Le 25 août 2022, l’expert a saisi le juge chargé du contrôle des expertises d’une demande de provision complémentaire faisant valoir avoir d’ores et déjà exposé 43 heures de travail, outre 7 heures de la part de son collaborateur et prévoir 20 heures de travail supplémentaires pour finir sa mission, soit un coût total de 9744 euros TTC.

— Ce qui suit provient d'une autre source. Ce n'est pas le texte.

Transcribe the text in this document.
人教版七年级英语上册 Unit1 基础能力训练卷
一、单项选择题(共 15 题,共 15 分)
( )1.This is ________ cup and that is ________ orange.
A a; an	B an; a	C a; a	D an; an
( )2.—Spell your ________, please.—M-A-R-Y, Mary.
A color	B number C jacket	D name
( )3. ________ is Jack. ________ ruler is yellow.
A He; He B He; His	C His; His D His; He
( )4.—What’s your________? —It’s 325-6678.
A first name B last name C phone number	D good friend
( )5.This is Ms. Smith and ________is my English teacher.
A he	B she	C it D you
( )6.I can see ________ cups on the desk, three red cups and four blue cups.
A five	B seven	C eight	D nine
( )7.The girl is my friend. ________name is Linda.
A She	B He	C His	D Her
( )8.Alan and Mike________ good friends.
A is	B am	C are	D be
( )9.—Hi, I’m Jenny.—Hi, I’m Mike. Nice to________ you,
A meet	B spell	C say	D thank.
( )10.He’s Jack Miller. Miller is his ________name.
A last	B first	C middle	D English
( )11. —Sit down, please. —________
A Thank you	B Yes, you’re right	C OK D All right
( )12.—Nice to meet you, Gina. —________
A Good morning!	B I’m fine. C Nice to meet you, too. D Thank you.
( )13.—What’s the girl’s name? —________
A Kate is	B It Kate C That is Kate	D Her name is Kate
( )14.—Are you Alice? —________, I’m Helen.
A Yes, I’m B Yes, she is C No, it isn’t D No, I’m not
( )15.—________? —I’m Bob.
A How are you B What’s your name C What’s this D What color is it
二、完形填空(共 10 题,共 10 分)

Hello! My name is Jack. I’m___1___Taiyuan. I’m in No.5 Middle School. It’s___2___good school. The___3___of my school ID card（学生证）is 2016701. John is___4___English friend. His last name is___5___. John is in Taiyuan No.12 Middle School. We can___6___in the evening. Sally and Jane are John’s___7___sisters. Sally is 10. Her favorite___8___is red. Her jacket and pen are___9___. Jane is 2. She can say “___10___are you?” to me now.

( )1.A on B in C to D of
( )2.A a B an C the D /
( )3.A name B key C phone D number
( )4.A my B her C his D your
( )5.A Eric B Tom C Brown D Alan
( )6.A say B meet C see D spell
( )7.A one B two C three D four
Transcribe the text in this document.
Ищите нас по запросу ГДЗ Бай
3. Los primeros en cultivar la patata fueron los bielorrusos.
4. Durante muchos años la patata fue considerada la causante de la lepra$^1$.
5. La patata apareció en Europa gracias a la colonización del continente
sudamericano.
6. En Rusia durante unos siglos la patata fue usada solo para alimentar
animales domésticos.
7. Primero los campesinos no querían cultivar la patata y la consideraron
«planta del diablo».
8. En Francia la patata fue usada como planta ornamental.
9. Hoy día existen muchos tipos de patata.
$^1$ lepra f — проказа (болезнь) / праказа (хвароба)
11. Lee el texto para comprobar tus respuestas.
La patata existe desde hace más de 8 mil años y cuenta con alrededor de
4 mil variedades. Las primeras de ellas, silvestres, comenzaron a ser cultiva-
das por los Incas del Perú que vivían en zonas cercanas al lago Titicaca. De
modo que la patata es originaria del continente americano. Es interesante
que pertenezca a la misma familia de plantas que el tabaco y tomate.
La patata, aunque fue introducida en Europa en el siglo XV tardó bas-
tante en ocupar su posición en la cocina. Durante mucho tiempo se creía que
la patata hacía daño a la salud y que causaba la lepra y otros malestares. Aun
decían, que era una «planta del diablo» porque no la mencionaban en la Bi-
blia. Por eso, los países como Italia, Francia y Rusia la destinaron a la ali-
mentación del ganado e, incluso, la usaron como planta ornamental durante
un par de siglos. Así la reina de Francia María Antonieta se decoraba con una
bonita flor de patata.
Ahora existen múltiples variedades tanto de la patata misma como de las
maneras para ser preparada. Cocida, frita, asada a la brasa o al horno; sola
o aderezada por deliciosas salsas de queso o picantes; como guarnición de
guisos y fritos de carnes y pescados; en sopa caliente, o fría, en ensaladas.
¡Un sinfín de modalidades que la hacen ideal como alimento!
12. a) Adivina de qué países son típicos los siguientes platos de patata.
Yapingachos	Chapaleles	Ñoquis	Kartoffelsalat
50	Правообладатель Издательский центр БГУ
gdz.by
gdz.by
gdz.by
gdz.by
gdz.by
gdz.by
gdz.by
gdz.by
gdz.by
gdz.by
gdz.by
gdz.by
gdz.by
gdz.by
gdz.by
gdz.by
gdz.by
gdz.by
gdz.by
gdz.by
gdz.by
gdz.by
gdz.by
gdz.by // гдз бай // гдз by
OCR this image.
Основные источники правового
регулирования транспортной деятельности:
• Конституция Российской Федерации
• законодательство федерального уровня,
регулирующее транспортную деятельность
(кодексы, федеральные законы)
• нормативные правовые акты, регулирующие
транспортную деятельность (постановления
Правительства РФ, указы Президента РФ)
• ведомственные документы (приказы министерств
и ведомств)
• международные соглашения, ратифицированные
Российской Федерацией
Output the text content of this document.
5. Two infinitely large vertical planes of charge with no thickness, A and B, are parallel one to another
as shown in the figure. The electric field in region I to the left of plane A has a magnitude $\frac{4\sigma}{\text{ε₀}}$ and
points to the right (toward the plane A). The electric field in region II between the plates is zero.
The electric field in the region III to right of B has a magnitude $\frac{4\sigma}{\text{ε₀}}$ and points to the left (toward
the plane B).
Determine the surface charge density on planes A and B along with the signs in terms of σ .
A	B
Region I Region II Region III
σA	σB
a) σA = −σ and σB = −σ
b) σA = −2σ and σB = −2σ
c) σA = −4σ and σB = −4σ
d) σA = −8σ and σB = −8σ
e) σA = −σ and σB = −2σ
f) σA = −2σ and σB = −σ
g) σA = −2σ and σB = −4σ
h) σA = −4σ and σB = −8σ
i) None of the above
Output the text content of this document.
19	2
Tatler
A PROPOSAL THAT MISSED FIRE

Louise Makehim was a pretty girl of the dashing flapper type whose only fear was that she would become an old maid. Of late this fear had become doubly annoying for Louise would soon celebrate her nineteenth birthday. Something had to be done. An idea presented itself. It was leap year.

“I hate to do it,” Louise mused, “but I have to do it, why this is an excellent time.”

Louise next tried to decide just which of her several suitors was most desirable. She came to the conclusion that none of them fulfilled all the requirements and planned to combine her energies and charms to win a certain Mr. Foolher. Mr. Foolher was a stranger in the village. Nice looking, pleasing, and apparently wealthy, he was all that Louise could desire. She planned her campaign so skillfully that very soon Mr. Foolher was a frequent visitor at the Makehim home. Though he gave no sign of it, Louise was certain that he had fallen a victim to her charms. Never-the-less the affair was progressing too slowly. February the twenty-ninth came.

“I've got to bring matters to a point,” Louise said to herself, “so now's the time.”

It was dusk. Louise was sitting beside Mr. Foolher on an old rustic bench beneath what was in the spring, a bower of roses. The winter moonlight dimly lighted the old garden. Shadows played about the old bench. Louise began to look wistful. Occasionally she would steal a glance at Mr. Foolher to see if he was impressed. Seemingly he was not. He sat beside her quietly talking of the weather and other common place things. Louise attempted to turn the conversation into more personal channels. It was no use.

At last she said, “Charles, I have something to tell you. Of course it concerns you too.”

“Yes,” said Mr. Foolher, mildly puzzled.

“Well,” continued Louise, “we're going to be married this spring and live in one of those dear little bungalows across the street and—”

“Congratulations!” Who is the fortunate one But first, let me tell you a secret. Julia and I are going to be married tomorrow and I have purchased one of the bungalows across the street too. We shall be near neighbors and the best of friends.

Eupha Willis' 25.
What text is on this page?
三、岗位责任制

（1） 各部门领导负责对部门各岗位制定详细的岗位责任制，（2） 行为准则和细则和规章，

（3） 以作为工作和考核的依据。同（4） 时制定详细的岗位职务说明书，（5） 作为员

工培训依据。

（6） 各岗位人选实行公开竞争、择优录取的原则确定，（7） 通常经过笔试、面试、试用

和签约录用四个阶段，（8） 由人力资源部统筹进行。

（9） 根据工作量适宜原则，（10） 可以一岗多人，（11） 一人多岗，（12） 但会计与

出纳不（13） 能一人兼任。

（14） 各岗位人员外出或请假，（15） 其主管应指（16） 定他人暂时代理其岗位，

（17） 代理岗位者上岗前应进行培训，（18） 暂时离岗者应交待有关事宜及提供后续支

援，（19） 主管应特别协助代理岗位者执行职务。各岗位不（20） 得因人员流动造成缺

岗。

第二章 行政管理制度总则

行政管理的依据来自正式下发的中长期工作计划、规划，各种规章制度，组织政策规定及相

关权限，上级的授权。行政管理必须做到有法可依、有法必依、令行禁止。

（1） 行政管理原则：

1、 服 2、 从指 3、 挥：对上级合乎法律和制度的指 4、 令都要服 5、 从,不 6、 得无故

Par ordonnance du 05 décembre 2022, la présidente du tribunal judiciaire de Chambéry, chargée du contrôle des expertises, a fixé à 4 464 euros le montant de la provision complémentaire à valoir sur la rémunération de l’expert, dit que cette somme devra être consignée auprès de la régie de ce tribunal par M. [W] [M] par virement bancaire avant le 05 février 2023, dit qu’en cas de non-versement de la provision complémentaire dans les délais et selon les modalités imparties par le juge et sauf prorogation de ce délai, l’expert sera invité à déposer son rapport en l’état et a prorogé le délai du dépôt du rapport au 05 mai 2023.
M. [R] [E] a déposé un «'rapport en l’état'» le 06 mars 2024 et sollicité la taxation de ses honoraires à la somme de 8 270,57 euros TTC.
Par ordonnance du 13 juin 2024, la présidente du tribunal judiciaire de Chambéry, chargée du contrôle des expertises, a fixé à la somme de
8 270, 57 euros TTC le montant de la rémunération de l’expert, dit que l’expert percevra du greffe la somme consignée s’élevant à 3 500 euros, autorisé le régisseur du tribunal judiciaire de Chambéry à régler cette somme au bénéficiaire et ordonné que la différence, soit la somme de
4 770, 57 euros TTC, soit versée à l’expert par M. [W] [M].
Par courrier recommandé avec accusé de réception adressé le 14 août 2024, M. [W] [M] a contesté devant le premier président de la cour d’appel de Chambéry la décision du juge taxateur et a sollicité la réformation de l’ordonnance déférée ainsi que la réduction de la rémunération de l’expert.
L’affaire a été appelée à l’audience du 07 janvier 2025 puis renvoyée, à la demande des parties, aux fins de communication de pièces et d’échange des conclusions, à l’audience du 1er avril 2025.
M. [W] [M] fait valoir qu’aucune consignation complémentaire n’a été ordonnée et qu’en conséquence, il appartenait à l’expert de rendre son rapport en l’état, alors qu’il a décidé de reprendre les opérations sans demander préalablement leur avis aux parties.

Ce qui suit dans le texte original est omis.